Pod Egidą ("under the aegis") is a Polish satirical cabaret. It has been created in 1967 on the initiative of singer-songwriter Jan Pietrzak, and is still active (as of 2012). "Under the aegis" was a politically charged cliché in the Soviet Union dominated Eastern Europe.

==History==
The cabaret was formed in 1967 as a continuation of a popular student cabaret Hybrydy. The first performance took place on February 10, 1968. The first performers included Jan Pietrzak, Jonasz Kofta, Adam Kreczmar, Jan Raczkowski, Krzysztof Paszek, Hanna Okuniewicz, Barbara Kraftówna, Anna Prucnal, Kazimierz Rudzki, Wojciech Siemion, Wojciech Brzozowicz, and Jan Tadeusz Stanisławski.
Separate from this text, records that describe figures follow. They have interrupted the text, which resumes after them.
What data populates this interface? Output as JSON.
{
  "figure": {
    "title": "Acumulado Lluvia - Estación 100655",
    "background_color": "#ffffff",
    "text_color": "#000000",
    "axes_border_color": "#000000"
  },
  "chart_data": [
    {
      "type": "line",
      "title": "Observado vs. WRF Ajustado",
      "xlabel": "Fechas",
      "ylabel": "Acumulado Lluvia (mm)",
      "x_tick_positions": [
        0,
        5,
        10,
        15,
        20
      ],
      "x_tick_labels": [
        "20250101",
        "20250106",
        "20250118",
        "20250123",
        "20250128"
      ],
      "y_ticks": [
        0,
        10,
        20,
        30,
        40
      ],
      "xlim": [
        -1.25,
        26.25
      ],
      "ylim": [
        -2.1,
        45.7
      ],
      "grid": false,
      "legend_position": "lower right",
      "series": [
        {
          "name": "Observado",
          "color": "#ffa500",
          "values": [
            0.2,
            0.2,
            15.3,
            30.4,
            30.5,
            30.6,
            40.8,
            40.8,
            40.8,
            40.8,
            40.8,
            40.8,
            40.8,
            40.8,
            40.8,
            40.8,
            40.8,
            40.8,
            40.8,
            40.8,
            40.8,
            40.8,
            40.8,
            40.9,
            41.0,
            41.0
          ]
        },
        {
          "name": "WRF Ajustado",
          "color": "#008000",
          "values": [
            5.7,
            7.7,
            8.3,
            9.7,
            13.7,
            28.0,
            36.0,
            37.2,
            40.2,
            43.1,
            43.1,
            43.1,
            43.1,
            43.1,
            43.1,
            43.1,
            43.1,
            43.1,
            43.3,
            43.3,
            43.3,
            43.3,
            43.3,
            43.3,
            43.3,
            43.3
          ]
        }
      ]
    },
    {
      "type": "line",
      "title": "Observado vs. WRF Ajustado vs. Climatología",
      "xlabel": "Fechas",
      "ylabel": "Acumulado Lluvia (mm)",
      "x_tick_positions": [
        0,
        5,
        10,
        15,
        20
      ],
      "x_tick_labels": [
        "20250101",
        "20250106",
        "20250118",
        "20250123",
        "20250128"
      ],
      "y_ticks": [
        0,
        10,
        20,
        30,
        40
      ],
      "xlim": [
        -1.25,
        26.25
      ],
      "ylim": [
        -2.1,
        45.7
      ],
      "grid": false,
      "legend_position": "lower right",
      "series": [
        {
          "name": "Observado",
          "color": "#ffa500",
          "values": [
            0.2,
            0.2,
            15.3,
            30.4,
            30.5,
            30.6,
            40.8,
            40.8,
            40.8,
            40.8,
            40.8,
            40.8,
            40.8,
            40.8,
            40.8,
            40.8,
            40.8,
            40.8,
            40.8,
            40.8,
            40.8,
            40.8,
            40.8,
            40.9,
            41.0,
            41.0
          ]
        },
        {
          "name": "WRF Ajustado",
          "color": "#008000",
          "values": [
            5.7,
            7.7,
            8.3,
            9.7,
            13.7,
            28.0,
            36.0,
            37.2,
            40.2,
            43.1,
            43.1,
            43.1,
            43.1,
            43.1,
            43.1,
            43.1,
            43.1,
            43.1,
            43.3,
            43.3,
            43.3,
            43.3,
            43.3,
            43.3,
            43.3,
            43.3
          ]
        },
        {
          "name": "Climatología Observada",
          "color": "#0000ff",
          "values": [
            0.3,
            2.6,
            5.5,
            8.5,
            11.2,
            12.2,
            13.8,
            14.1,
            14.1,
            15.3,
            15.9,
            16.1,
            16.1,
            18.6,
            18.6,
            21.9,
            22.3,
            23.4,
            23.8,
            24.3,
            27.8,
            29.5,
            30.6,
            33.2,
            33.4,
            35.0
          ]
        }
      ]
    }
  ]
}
Between 1967 and 1975 the main stage of the Kabaret Pod Egidą was a small palace of the Society of Friends of Fine Arts (Towarzystwo Przyjaciół Sztuk Pięknych) in Warsaw at ul. Chmielna 5 street. The group often commented on the political and social realities of the communist Poland, which resulted in government sanctions and censorship. By the late 1970s the group faced numerous evictions, and was banned in the state-owned media.

With the rise of Solidarity, the group gained much fame due to its performance of the unofficial Solidarity's anthem, the patriotic song Ukochany kraj. The group was banned in the aftermath of the 1981 crackdown on Solidarity, and resumed its performances only in the mid-1980s.

Among its regular contributors and artists, in the 1980s, were such personalities of the Polish theatre scene as Ewa Dałkowska, Ewa Błaszczyk, Edyta Geppert, Piotr Fronczewski, Wojciech Pszoniak, Jerzy Dobrowolski, Janusz Gajos, Kazimierz Kaczor, Paweł Dłużewski, Marek Majewszki, and Krzysztof Daukszewicz. In the 1990s the cabaret performed regularly in Kraków and Bytom, with more artist including Jacek Kaczmarski and Marcin Wolski. It is directed by Pietrzak himself, hailing from the Cultural Centre of the Ochota district of Warsaw. Style of the cabaret is unique, developed over many years of regular performances marred by political censorship in the People's Republic of Poland. The texts were written with special care by Agnieszka Osiecka, Daniel Passent, Rafał Ziemkiewicz, Maciej Rybiński and others.